Rutin saban Minggu sebuah stasiun televisi swasta memutar serial kartun Doraemon. Salah satu serinya ada yang berjudul Selamat Tinggal Jendela. Judul yang unik nan menggelitik, sekaligus menimbulkan tanya. Orang pun menuntut jawab. Caranya dengan berlama-lama dan bersetia menontonnya. Dalam serial berdurasi sekitar 20 menit itu, adegan dimulai dengan penggambaran Nobita yang sedang bertopang dagu, duduk di meja belajarnya sambil menatap jauh keluar jendela.

“Setiap kali aku melihat pemandangan dari jendela ini, kenapa ya setiap hari selalu saja sama seperti ini? Ah, membosankan!” keluh Nobita. Aktivitas atau suguhan mata yang selalu sama dan terus berulang memang mudah menimbulkan jenuh. Saat itu orang paham dengan perasaan Nobita. Namun orang tak lekas jenuh menonton Doraemon setiap minggunya.

Kisah agak lain dialami oleh seorang mahasiswa Sastra Indonesia Universitas Sebelas Maret (UNS) Solo. Kini ia tengah jenuh dengan koleksi Perpustakaan Pusat UNS yang itu-itu saja. Padahal, dulu ketika awal-awal kuliah, hampir setiap hari ia datang ke perpustakaan tersebut. Buku-buku berderet di rak-rak yang terletak di lantai satu bagian utara dan lantai dua bagian utara perpustakaan. Ia pun sering meminjamnya.

Menurut laman resmi Perpustakaan Pusat UNS (perpustakaan.uns.ac.id), terdapat beberapa jenis koleksi yang dimilikinya. Ada koleksi umum (sirkulasi) yang berupa buku-buku dari berbagai disiplin ilmu; koleksi referensi yang berupa kamus, ensiklopedia, almanak, buku tahunan, atlas, direktori, data statistik, peraturan/undang-undang, dan biografi; koleksi Buku Pegangan Kuliah Universitas Terbuka; koleksi Skripsi/Thesis/Disertasi; koleksi terbitan Perguruan Tinggi; Koleksi terbitan berkala/serial/jurnal; koleksi Jawa yang berupa karya sastra, seni, sejarah, dan kebudayaan Jawa; koleksi cadangan; dan koleksi CD-Rom.

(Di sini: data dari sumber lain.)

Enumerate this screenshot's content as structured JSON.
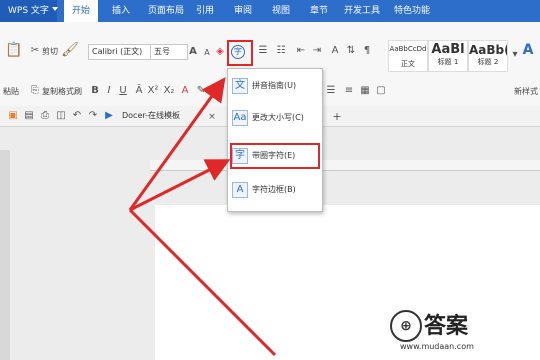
{
  "menubar": {
    "app_title": "WPS 文字",
    "tabs": [
      "开始",
      "插入",
      "页面布局",
      "引用",
      "审阅",
      "视图",
      "章节",
      "开发工具",
      "特色功能"
    ]
  },
  "ribbon": {
    "paste_label": "粘贴",
    "cut_label": "剪切",
    "copy_label": "复制",
    "format_painter_label": "格式刷",
    "font_name": "Calibri (正文)",
    "font_size": "五号",
    "styles": [
      {
        "preview": "AaBbCcDd",
        "name": "正文"
      },
      {
        "preview": "AaBl",
        "name": "标题 1"
      },
      {
        "preview": "AaBb(",
        "name": "标题 2"
      }
    ],
    "new_style_label": "新样式"
  },
  "docbar": {
    "doc_tab_label": "Docer-在线模板"
  },
  "dropdown": {
    "items": [
      {
        "icon": "pinyin-guide-icon",
        "label": "拼音指南(U)"
      },
      {
        "icon": "change-case-icon",
        "label": "更改大小写(C)"
      },
      {
        "icon": "enclosed-char-icon",
        "label": "带圈字符(E)"
      },
      {
        "icon": "char-border-icon",
        "label": "字符边框(B)"
      }
    ]
  },
  "watermark": {
    "text": "答案",
    "url": "www.mudaan.com"
  },
  "colors": {
    "accent": "#2d6ecb",
    "highlight": "#e02828"
  }
}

Gara-gara perhitungan kelengkapan koleksi itulah, mahasiswa Sastra Indonesia itu jadi malas berkunjung ke perpustakaan di fakultasnya. Apalagi perpustakaan fakultas itu terletak di pojok timur lantai tiga Gedung I. Penempatan lokasi yang menurutnya, sangat tidak strategis dan membuat mahasiswa malas untuk berkunjung ke perpustakaan, lantaran harus naik turun tangga. Belum lagi kalau harus kecewa, karena buku yang dicarinya tidak ada. Maka ia lebih nyaman pergi ke Perpustakaan Pusat UNS.

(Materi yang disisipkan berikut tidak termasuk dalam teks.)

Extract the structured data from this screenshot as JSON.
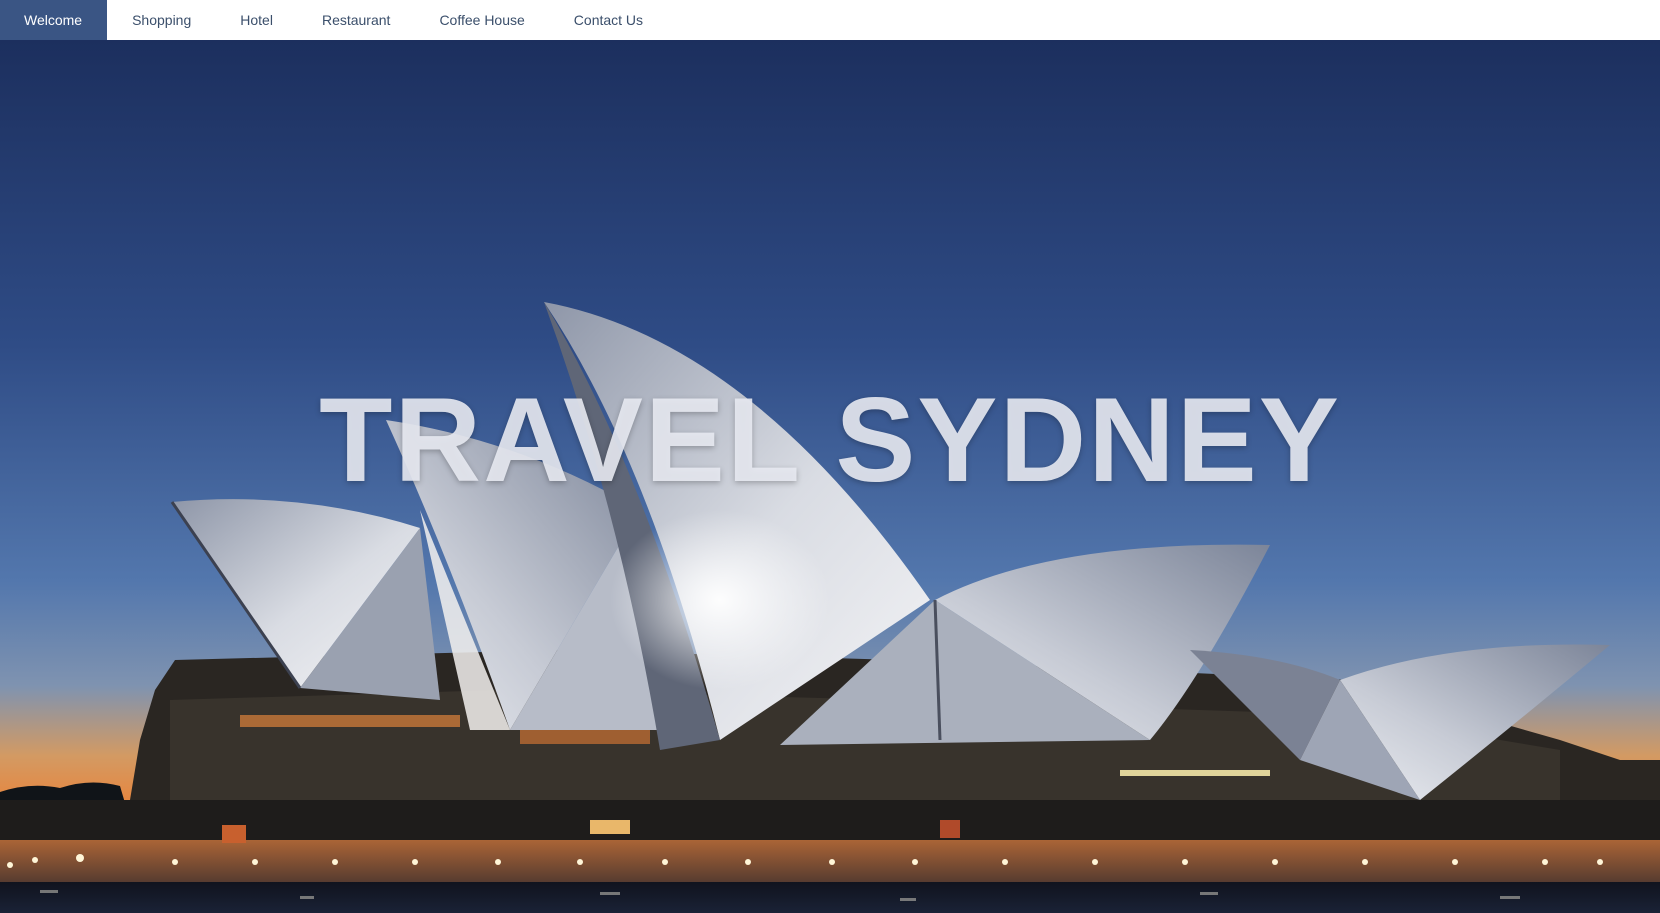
{
  "nav": {
    "items": [
      {
        "label": "Welcome",
        "active": true
      },
      {
        "label": "Shopping",
        "active": false
      },
      {
        "label": "Hotel",
        "active": false
      },
      {
        "label": "Restaurant",
        "active": false
      },
      {
        "label": "Coffee House",
        "active": false
      },
      {
        "label": "Contact Us",
        "active": false
      }
    ]
  },
  "hero": {
    "title": "TRAVEL SYDNEY",
    "image_subject": "Sydney Opera House at dusk"
  },
  "colors": {
    "nav_active_bg": "#3a5584",
    "nav_text": "#3b4f6b",
    "sky_top": "#1e3466",
    "sky_mid": "#46689f",
    "sky_horizon": "#e6883e"
  }
}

Pada September 2014, Gedung Perpustakaan Pusat UNS mengalami renovasi. Sebagian bangunan dirobohkan dan akan dibangun gedung setinggi delapan lantai. Ia pun membayangkan, betapa banyak buku-buku yang akan mengisi gedung baru tersebut. Rencana itu, disambutnya dengan gembira. Akan tetapi, ketika pembangunan berlangsung perpustakaan jadi tutup lebih awal, tepatnya pukul 15.00 WIB. Tentu ia kecewa dengan kebijakan itu. Perkuliahan yang padat sampai sore tidak mengizinkannya untuk mampir sebentar ke perpustakaan.

Tak lengkap

Ia pun jadi lebih sering pergi ke toko buku atau bazar buku, baik di Karanganyar, Solo, maupun Jogja. Rutinitas itu ternyata menyadarkannya bahwa koleksi buku di Perpustakaan Pusat UNS itu tidak lengkap. Sampai detik ini, buku-buku berbagai bidang keilmuan yang terbit di 2015 belum dikoleksi. Hal ini dapat dibuktikan dari buku-buku yang dipamerkan di lemari “koleksi terbaru” yang sebenarnya tak baru!

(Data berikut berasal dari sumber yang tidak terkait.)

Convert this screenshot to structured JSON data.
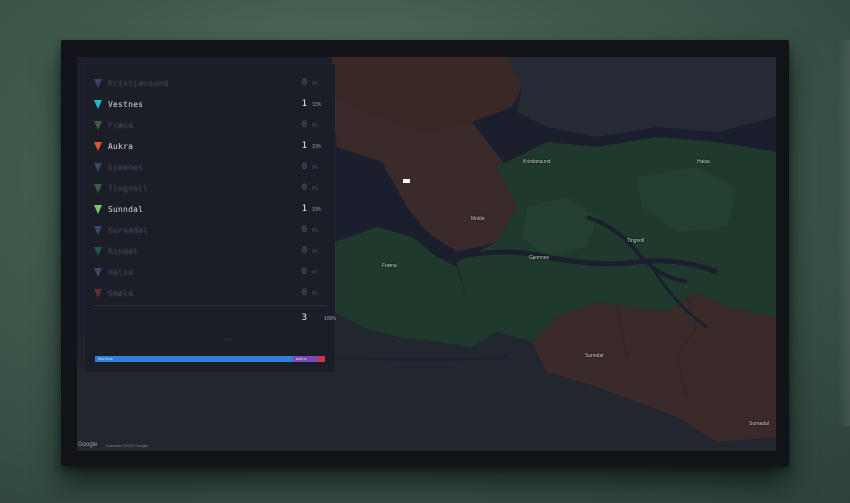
{
  "legend": {
    "rows": [
      {
        "name": "Kristiansund",
        "count": "0",
        "pct": "0%",
        "color": "#5b7fbf",
        "active": false
      },
      {
        "name": "Vestnes",
        "count": "1",
        "pct": "33%",
        "color": "#29b6c9",
        "active": true
      },
      {
        "name": "Fræna",
        "count": "0",
        "pct": "0%",
        "color": "#6aa86a",
        "active": false
      },
      {
        "name": "Aukra",
        "count": "1",
        "pct": "33%",
        "color": "#e0552c",
        "active": true
      },
      {
        "name": "Gjemnes",
        "count": "0",
        "pct": "0%",
        "color": "#5b7fbf",
        "active": false
      },
      {
        "name": "Tingvoll",
        "count": "0",
        "pct": "0%",
        "color": "#6aa86a",
        "active": false
      },
      {
        "name": "Sunndal",
        "count": "1",
        "pct": "33%",
        "color": "#7fc36f",
        "active": true
      },
      {
        "name": "Surnadal",
        "count": "0",
        "pct": "0%",
        "color": "#5b7fbf",
        "active": false
      },
      {
        "name": "Rindal",
        "count": "0",
        "pct": "0%",
        "color": "#3aa06b",
        "active": false
      },
      {
        "name": "Halsa",
        "count": "0",
        "pct": "0%",
        "color": "#8a6bb8",
        "active": false
      },
      {
        "name": "Smøla",
        "count": "0",
        "pct": "0%",
        "color": "#c2413b",
        "active": false
      }
    ],
    "total_count": "3",
    "total_pct": "100%"
  },
  "progress": {
    "segments": [
      {
        "label": "Vestnes",
        "fraction": 0.86,
        "color": "#2f80d6"
      },
      {
        "label": "Aukra",
        "fraction": 0.11,
        "color": "#7b49b8"
      },
      {
        "label": "",
        "fraction": 0.03,
        "color": "#d0334a"
      }
    ]
  },
  "map": {
    "labels": [
      "Kristiansund",
      "Molde",
      "Fræna",
      "Gjemnes",
      "Tingvoll",
      "Halsa",
      "Sunndal",
      "Surnadal"
    ]
  },
  "footer": {
    "logo": "Google",
    "attribution": "Kartdata ©2023 Google"
  }
}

Buku-buku karya tokoh besar seperti RA Kartini, Mohammad Yamin, Mohammad Hatta, Ir. Soekarno, Ki Hajar Dewantara, Selo Soemardjan, Pramoedya Ananta Toer, Sapardi Djoko Damono, Goenawan Mohamad, Sutan Takdir Alisjahbana, Suparto Brata, Kuntowijoyo, Sartono Kartodirdjo, Koentjaraningrat, Semaoen, Mas Marco Kartodikromo, Chairil Anwar, HB. Jassin, YB. Mangunwijaya, Putu Wijaya dan masih banyak lainnya, tidak lengkap dikoleksi. Ah, sayang sekali, betapa tertinggalnya perpustakaan yang dibanggakan UNS itu.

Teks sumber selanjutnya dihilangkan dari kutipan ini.